Additionally, the sample in the current study comprised predominantly of mid-to-high socioeconomic status and high levels of education, thereby limiting generalisation of these findings. Although family accommodation explained a meaningful amount of variance between the SRS and OC functional impairment in this study, the cross-sectional design and exploratory nature of the mediation analysis limits the interpretation of these results to a bidirectional finding only.

Implications and Direction for Future Research

In conclusion, the findings from this study demonstrated that in this sample, 32.5% of children and adolescents who presented with a primary diagnosis of OCD also had elevated ASD traits to within a moderate and severe range as measured by SRS-2, and in turn experienced significantly more OCD-related functional impairment. Furthermore, these difficulties were mediated by accommodating behaviours within the family unit. Overall, the current study expands our understanding of the role of ASD traits within OCD paediatric populations, and highlights the importance for clinicians to appropriately screen for both disorders to assist diagnosis and to preclude diagnostic overshadowing. Further empirical research would be helpful in both adult and paediatric samples to increase our understanding of how widespread the prevalence of elevated ASD traits within OCD populations is. This research also raises the question of whether comorbid OCD and ASD is a subtype of OCD, and as such warrants different approaches to screening and treatment protocols to more accurately diagnose and address deficits in both disorders. Given the SRS-2 measure has the potential to be too sensitive in assessing ASD traits in youth with OCD, future research that examines the specificity of the SRS measure, and its ability to differentiate youth with OCD from ASD would be helpful, in order to determine its usefulness as a clinical screen for ASD among youth with OCD.

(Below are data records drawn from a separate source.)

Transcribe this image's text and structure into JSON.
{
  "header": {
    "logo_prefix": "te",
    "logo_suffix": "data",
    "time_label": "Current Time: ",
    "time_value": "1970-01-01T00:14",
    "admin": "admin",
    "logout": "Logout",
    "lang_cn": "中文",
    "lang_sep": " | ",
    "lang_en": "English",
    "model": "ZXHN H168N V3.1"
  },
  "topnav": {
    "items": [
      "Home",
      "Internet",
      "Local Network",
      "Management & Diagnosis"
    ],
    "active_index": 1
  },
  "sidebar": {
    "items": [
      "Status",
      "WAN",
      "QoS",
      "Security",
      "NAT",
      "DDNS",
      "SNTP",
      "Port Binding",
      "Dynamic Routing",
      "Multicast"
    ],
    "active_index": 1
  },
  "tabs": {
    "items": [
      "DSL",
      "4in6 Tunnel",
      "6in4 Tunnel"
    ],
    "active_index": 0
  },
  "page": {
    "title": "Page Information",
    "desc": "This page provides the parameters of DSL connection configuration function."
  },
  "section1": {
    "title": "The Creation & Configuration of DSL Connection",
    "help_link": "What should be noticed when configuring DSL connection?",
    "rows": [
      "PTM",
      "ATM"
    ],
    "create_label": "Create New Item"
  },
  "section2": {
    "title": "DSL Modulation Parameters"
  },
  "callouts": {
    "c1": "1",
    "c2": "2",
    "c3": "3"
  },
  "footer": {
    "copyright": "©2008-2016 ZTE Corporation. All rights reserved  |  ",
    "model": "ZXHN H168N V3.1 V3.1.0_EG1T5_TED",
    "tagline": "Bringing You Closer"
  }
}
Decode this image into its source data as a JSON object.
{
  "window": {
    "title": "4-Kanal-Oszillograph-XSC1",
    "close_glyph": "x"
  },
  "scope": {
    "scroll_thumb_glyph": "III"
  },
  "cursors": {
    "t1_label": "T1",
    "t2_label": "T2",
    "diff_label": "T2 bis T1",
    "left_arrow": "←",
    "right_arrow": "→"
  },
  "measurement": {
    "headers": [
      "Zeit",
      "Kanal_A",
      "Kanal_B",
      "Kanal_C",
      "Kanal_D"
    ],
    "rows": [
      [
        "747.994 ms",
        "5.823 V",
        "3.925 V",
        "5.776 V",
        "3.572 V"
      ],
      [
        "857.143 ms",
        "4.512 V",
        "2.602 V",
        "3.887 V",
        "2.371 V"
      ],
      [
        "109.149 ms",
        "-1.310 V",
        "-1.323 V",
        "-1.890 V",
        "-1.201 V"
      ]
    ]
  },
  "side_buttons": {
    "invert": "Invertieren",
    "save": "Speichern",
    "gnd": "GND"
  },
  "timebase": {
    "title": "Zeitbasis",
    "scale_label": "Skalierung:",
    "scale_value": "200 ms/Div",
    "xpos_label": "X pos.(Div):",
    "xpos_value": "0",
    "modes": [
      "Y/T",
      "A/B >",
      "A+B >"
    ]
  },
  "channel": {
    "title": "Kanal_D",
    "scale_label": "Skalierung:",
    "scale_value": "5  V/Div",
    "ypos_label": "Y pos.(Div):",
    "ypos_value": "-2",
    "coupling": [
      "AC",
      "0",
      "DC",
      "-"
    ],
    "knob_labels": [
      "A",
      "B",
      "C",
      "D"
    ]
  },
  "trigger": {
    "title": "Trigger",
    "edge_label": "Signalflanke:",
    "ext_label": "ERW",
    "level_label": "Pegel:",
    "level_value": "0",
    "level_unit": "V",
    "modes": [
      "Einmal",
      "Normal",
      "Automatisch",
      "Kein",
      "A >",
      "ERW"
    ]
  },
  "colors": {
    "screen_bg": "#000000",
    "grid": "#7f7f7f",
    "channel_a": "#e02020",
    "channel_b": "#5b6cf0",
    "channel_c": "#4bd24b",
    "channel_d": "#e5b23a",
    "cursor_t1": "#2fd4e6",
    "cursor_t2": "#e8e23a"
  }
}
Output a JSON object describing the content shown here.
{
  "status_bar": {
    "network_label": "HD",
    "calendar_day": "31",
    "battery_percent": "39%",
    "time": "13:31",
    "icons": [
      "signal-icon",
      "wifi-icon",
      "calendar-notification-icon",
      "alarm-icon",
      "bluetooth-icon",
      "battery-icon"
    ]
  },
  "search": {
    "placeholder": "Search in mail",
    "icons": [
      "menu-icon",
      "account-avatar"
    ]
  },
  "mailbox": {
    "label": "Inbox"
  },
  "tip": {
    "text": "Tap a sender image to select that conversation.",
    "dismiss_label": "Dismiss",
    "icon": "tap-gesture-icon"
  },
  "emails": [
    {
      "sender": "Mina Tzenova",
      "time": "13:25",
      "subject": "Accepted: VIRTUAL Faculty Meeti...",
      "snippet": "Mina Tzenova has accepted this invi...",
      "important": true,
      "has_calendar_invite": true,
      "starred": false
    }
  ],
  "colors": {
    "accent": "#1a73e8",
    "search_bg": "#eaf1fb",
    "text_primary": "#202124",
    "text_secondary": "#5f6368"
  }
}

These findings suggest that for clinicians working with children who present with OCD, a comprehensive screening for ASD traits may be helpful to inform treatment protocols. Further understanding of the clinical presentation of OCD and the wide heterogeneity of this disorder would provide an opportunity to design more individualised conceptual models and approaches to evidence based treatments. This study also highlights the importance of addressing family accommodation early in treatment in order to improve functioning and optimise treatment outcomes.

Summary

In the present study, high rates of autistic traits (i.e., 32.5%) as measured by the SRS were found in youth who presented to a university psychology clinic for assessment and treatment of a primary diagnosis of OCD, when compared to a standardised sample of typically developing youth [6]. Furthermore, SRS scores for these youth were found to be within the moderate to severe range which is typically found in children and adolescents with a diagnosis of ASD. Additionally, ASD traits were associated with significantly more OCD-related functional impairment across important domains of psychosocial functioning, and were mediated by family accommodation. The findings from this study indicated that OCD and autistic traits co-occurs at higher than expected rates in clinical samples, and highlights the importance for clinicians to appropriately screen for both disorders to assist diagnosis and inform treatment protocols. Further empirical research would be helpful to examine the prevalence of ASD traits in OCD populations.